そこにいたのは、神とも呼ぶべき孤独な存在だった。創世主。彼は、自らが創り出した人類が、憎しみ、奪い合い、血を流し続ける姿に深く絶望していた。その瞳からは、水晶のような涙が止めどなく溢れていた。
彼は決意した。人類から、争いの火種となる強すぎる感情と、過ちの記憶を奪うことを。彼は自らの体から、その全ての記憶を削ぎ落とした。痛み、悲しみ、怒り、後悔、そして愛さえも。削ぎ落とされた記憶は、無数の透明な蝶となり、世界という巨大な石の中に封印された。
そして創世主は、残ったひと欠片の「美しい記憶」だけを人々に与え、それを『心の石』と呼ばせたのだ。
僕の体に刻まれた蝶は、創世主が捨てた記憶そのものだった。僕が誰かを忘れるたびに感じていた痛みは、創世主が自らの記憶を剥がすときに感じた、途方もない痛みの一部だったのだ。蝶たちは、創世主の涙の結晶だった。
第六章 記憶の番人
意識が現在に戻った時、僕の体から放たれる光は、地下書庫全体を穏やかに照らしていた。衛兵たちは武器を下ろし、その光に魅入られたように立ち尽くしている。
僕は全てを理解した。僕という存在は、この世界の忘却を終わらせるためのトリガーであり、同時に、人類が失った全ての記憶を宿す箱舟だった。
僕の前には、二つの道が拓けていた。
一つは、この蝶の記憶を世界に解き放つこと。人々は忘れていた痛みや憎しみを取り戻し、偽りの平穏は終わるだろう。だが、彼らは過ちの歴史を知り、そこから学び、真の自由を手にするかもしれない。
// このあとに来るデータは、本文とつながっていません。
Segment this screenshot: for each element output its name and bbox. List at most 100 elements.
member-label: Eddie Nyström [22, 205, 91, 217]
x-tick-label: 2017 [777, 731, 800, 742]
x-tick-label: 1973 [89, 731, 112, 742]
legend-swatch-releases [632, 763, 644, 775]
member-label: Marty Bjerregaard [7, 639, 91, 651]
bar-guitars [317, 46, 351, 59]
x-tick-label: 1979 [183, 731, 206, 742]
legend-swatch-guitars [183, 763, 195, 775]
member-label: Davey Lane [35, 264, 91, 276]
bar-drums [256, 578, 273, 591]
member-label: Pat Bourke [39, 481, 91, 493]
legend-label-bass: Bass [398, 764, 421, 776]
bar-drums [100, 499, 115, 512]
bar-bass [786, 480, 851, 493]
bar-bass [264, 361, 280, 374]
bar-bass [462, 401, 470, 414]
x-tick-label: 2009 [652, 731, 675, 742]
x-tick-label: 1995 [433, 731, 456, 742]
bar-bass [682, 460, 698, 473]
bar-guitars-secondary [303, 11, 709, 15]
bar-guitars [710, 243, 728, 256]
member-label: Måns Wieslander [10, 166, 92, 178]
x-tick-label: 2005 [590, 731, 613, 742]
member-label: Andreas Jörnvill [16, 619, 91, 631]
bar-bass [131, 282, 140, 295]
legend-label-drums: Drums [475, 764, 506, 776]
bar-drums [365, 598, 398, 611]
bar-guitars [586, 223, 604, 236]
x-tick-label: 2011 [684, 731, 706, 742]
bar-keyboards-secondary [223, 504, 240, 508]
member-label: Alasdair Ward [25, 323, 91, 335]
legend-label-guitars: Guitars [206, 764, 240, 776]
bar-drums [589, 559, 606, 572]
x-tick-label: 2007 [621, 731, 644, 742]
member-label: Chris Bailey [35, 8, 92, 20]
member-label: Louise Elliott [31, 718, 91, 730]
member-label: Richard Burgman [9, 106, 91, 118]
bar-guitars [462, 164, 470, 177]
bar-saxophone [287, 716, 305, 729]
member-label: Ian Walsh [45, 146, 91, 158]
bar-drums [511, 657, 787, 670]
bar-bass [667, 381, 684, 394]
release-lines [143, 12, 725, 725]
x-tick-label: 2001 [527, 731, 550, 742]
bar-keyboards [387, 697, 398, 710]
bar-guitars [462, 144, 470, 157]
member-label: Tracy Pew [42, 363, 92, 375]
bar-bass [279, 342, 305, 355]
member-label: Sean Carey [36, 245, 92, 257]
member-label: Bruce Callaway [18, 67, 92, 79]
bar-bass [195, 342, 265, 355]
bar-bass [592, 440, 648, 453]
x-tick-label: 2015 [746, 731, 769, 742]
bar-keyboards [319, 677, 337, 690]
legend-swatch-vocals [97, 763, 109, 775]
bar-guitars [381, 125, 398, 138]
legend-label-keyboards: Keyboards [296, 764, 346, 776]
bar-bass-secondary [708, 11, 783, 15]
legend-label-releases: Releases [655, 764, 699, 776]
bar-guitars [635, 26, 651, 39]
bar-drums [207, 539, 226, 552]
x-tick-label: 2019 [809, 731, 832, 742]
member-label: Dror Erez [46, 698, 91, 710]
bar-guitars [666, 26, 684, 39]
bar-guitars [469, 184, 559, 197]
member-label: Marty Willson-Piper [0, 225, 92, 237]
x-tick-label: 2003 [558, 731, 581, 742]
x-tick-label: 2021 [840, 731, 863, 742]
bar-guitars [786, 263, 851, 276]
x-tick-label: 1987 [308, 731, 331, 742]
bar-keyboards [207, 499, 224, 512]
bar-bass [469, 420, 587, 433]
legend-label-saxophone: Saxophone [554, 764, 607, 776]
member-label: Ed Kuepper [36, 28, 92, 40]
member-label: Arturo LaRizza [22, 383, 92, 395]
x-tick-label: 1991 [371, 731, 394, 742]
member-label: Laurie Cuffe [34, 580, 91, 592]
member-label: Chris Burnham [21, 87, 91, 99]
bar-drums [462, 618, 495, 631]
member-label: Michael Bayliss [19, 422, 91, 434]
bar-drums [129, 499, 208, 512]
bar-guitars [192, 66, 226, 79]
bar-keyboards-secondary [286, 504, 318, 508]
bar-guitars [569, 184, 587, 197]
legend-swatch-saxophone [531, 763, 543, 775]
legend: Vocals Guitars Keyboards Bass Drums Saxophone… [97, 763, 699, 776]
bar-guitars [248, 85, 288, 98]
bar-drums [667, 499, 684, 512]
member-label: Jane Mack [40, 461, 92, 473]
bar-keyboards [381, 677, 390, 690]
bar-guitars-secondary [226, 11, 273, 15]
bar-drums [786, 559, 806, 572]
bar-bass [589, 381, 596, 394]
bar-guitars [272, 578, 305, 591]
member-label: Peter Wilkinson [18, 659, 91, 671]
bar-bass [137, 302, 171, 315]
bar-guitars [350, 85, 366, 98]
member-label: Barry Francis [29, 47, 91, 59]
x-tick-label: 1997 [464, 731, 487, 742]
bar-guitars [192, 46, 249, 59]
もう一つは、僕自身が全ての記憶をこの身に封じ込めたまま、「記憶の番人」として生きること。世界の欺瞞を黙認し、人々を無垢な子供のままにしておく。この静かで美しい世界を、僕一人の孤独と引き換えに守り続ける。
僕は隣に立つルナを見た。彼女はただ静かに僕を見つめ、その選択を待っている。
空を見上げたい、と思った。あの、磨かれたガラスのように澄み渡った空を。心の石の淡い光だけを頼りに生きる人々が、今日もそこで笑っている。彼らの笑顔は、偽物なのだろうか。それとも、それこそが守るべき真実なのだろうか。
僕は、静かに息を吸い込んだ。僕の体から放たれる光は、夜明けの空のように、かつてないほど優しく、そしてどこまでも切ない色をしていた。